2. Next, ask your agent a question. For example: 'Show me all the negative reviews for the last two versions in the UK.'
3. Your agent runs the relevant tools (like list_reviews or get_review_details) and presents you with filtered data, sentiment summaries, and topic breakdowns.

## Frequently Asked Questions

**How does Appbot help me find specific bugs in user reviews?**
Appbot lets you run focused searches using list_reviews. You can combine filters like 'star rating less than 3' and a keyword (like 'crash') to pull only the bug reports. This cuts through generic complaints so developers know exactly what needs fixing first.

**Can Appbot analyze reviews from different countries at once?**
Yes, it can. You use list_countries and list_reviews to group feedback by region. This is critical for seeing if a feature works correctly across your global user base or if the issue is localized to one market.

**Is Appbot better than just reading our internal support tickets?**
Appbot adds vital context that support tickets lack. It gives you the public perception—what users *think* about your product, not just what they told a human agent. You can identify emerging problems before they hit your ticket queue.

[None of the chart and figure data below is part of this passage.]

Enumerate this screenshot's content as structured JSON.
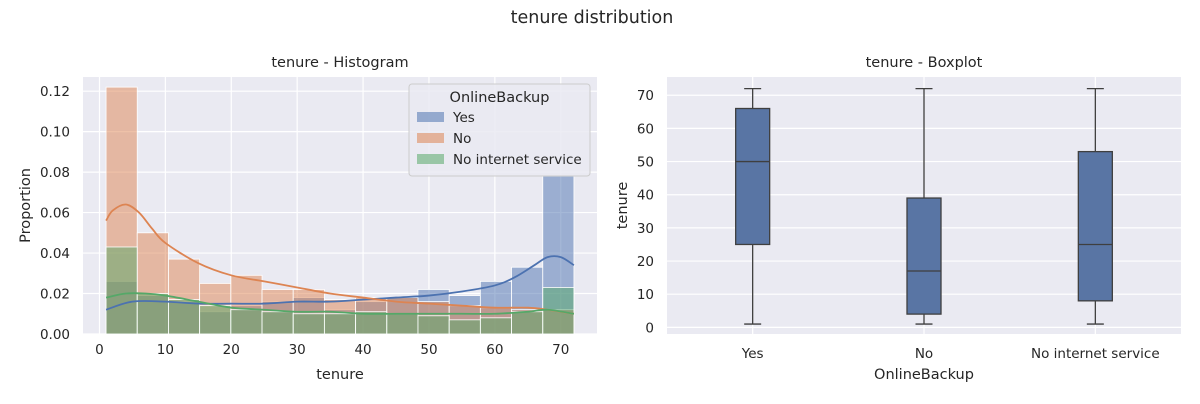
{
  "figure": {
    "title": "tenure distribution"
  },
  "chart_data": [
    {
      "type": "histogram",
      "title": "tenure - Histogram",
      "xlabel": "tenure",
      "ylabel": "Proportion",
      "xlim": [
        -2.5,
        75.5
      ],
      "ylim": [
        0,
        0.127
      ],
      "x_ticks": [
        0,
        10,
        20,
        30,
        40,
        50,
        60,
        70
      ],
      "y_ticks": [
        0.0,
        0.02,
        0.04,
        0.06,
        0.08,
        0.1,
        0.12
      ],
      "grid": true,
      "legend": {
        "title": "OnlineBackup",
        "placement": "top-right"
      },
      "bin_edges": [
        1,
        5.73,
        10.47,
        15.2,
        19.93,
        24.67,
        29.4,
        34.13,
        38.87,
        43.6,
        48.33,
        53.07,
        57.8,
        62.53,
        67.27,
        72
      ],
      "series": [
        {
          "name": "Yes",
          "color": "#4c72b0",
          "values": [
            0.026,
            0.019,
            0.016,
            0.011,
            0.014,
            0.016,
            0.018,
            0.012,
            0.016,
            0.018,
            0.022,
            0.019,
            0.026,
            0.033,
            0.078
          ],
          "kde": {
            "x": [
              1,
              5,
              10,
              15,
              20,
              25,
              30,
              35,
              40,
              45,
              50,
              55,
              60,
              63,
              66,
              68,
              70,
              72
            ],
            "y": [
              0.012,
              0.016,
              0.016,
              0.015,
              0.015,
              0.015,
              0.016,
              0.016,
              0.017,
              0.018,
              0.019,
              0.021,
              0.024,
              0.028,
              0.034,
              0.038,
              0.038,
              0.034
            ]
          }
        },
        {
          "name": "No",
          "color": "#dd8452",
          "values": [
            0.122,
            0.05,
            0.037,
            0.025,
            0.029,
            0.022,
            0.022,
            0.017,
            0.018,
            0.018,
            0.016,
            0.014,
            0.013,
            0.012,
            0.012
          ],
          "kde": {
            "x": [
              1,
              2,
              4,
              6,
              8,
              10,
              15,
              20,
              25,
              30,
              35,
              40,
              45,
              50,
              55,
              60,
              65,
              68,
              72
            ],
            "y": [
              0.056,
              0.061,
              0.064,
              0.06,
              0.052,
              0.045,
              0.035,
              0.029,
              0.026,
              0.023,
              0.02,
              0.018,
              0.016,
              0.015,
              0.014,
              0.013,
              0.013,
              0.012,
              0.01
            ]
          }
        },
        {
          "name": "No internet service",
          "color": "#55a868",
          "values": [
            0.043,
            0.02,
            0.017,
            0.014,
            0.012,
            0.011,
            0.01,
            0.01,
            0.011,
            0.01,
            0.009,
            0.007,
            0.008,
            0.011,
            0.023
          ],
          "kde": {
            "x": [
              1,
              4,
              7,
              10,
              15,
              20,
              25,
              30,
              35,
              40,
              45,
              50,
              55,
              60,
              65,
              68,
              72
            ],
            "y": [
              0.018,
              0.02,
              0.02,
              0.019,
              0.016,
              0.013,
              0.012,
              0.011,
              0.011,
              0.01,
              0.01,
              0.01,
              0.01,
              0.01,
              0.011,
              0.012,
              0.01
            ]
          }
        }
      ]
    },
    {
      "type": "boxplot",
      "title": "tenure - Boxplot",
      "xlabel": "OnlineBackup",
      "ylabel": "tenure",
      "ylim": [
        -2,
        75.5
      ],
      "y_ticks": [
        0,
        10,
        20,
        30,
        40,
        50,
        60,
        70
      ],
      "grid": true,
      "box_color": "#5975a4",
      "categories": [
        "Yes",
        "No",
        "No internet service"
      ],
      "boxes": [
        {
          "category": "Yes",
          "whisker_low": 1,
          "q1": 25,
          "median": 50,
          "q3": 66,
          "whisker_high": 72
        },
        {
          "category": "No",
          "whisker_low": 1,
          "q1": 4,
          "median": 17,
          "q3": 39,
          "whisker_high": 72
        },
        {
          "category": "No internet service",
          "whisker_low": 1,
          "q1": 8,
          "median": 25,
          "q3": 53,
          "whisker_high": 72
        }
      ]
    }
  ]
}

**How do I find out if a new app version caused complaints?**
You use list_versions to pinpoint the exact build number and then run reviews against it. This immediate feedback loop means you don't have to wait weeks for manual reports; you know what broke right after deployment.

**Does Appbot just track positive comments, or can it find problems?**
It finds everything. You control the sentiment filter when running reviews, so you can specifically pull negative or mixed feedback. This ensures your focus stays on addressing pain points, not celebrating praise.

**Can Appbot compare themes across multiple apps I run?**
Yes. By listing all apps first and then running topic analysis against each one, you can see if a common theme (like 'login') is impacting your whole product suite or just one specific app.